The liberated areas are not devoid of prominent leadership roles for Syrian women, which are seen clearly in the local council of the city of Douma with the appointment of Bayan Reehan as president of the women’s office, the first initiative of its type compared with local councils in other areas.

Speaking to Enab Baladi, Reehan said that women’s work in liberated areas had not regressed but was confined to specific fields, such as the education, the medical sector and NGOs, with a complete absence of an effective role in political life.

She added that women’s work in the Damascus Ghouta was “limited to the field of teaching,” and continued that, “even graduates of the college of economics and trade are working as teachers in school.”

Reehan attributed the reason for the absence of women from political life to the absence of their qualifications in this field and the fact that they do not dare to break the rules which limit their work in official positions.

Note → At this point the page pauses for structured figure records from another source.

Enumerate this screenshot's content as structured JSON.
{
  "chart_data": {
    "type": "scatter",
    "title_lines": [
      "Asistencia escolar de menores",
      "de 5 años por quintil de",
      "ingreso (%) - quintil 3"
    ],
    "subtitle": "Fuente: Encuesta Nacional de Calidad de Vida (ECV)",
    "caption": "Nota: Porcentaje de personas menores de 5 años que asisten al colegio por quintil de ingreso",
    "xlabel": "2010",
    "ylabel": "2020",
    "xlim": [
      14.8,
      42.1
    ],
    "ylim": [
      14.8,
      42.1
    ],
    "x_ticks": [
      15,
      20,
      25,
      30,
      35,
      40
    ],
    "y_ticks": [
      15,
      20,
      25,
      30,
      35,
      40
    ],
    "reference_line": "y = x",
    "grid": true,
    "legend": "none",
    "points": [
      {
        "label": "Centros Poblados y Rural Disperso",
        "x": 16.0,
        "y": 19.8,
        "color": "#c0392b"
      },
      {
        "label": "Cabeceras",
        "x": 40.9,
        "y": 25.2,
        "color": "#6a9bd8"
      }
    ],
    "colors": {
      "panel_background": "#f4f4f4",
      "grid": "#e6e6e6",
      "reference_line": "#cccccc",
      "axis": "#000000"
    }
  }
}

The role of Syrian women has not been hidden in the field of media after the outbreak of the Syrian revolution as the names of a number of female journalists in liberated areas have become prominent and in demand, according to Sawsan al-Saeed, a member of the administration council in the Glimmer of Hope group.

“There are many female journalists who have entered the field of media more than males because they are better able to enter into the hidden parts of social life,” Saeed said.

The Syrian Civil Defense team has also seen the participation of women in the field of nursing and ambulance services, with the number of volunteers in the liberated areas about 200 out of an original 3,000 volunteers, that is, 6.6 percent of total volunteers.

This article was translated and edited by The Syrian Observer. Responsibility for the information and views set out in this article lies entirely with the author.